2-linguistics. signified.
Blog #2 linguistics
Language-the concept of a sound created from the movement of the lips and tongue. Yet still without doing so one is able to recite a mental verse with the sound images on our head. The concept of the “phoneme” which is the sound of the word determined by vocal activity is eliminated from the Saussure’s views on language and the mind. The concept in translated into a sound image by the carrier we associate with the concept as an individual. We settle on the vocal activity to express this concept because we know no better option.
The arbitrary sign-within every society there is a set based of expressions, which are based on principal.
The function of language regarding thought is to create the precise and individual phonic sound in the expression of idea to link thought and sound.
The division between “thought-sound” is shapeless and implies division; Saussure compares the process to air pressure, water and atmospheric change, which turn into waves. When its windy the waves are larger and the opposite when not. The signified (wave) is more or less depending on the link (carrier), which represents the scale of the wave in this case (sound-image). The only reason the water has big waves or small waves are because it only knows to react or be so from the carrier to the concept or signified to signifier.

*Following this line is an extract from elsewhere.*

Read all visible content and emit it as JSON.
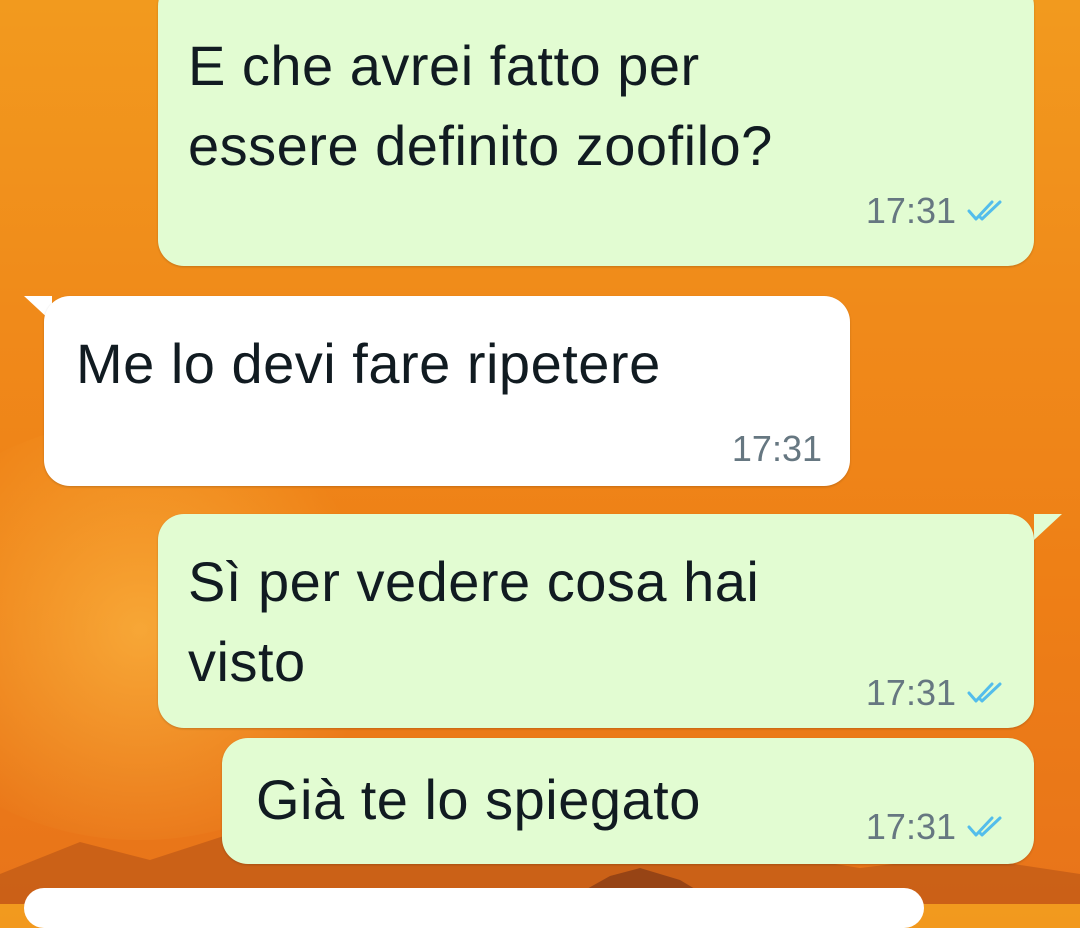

The way language and money relate is they both can be exchanged and compared. Exchanged for something of dissimilar value, which is to be, determined i.e. a piece of bread. It is compared to something similar in the exchange from a pound or dollars, which may slightly vary in exact value, put, serve same concrete purpose.
Saussure’s comparison to Greek architecture in defining the difference between “syntagmatic” and “associative” relations in style to words in groups which tie together, linking to part of a whole and at the same time remaining individual.
The individuality in speech in how one combines the words from these various groups together. The freedom of combination results that all synthases are not equally free.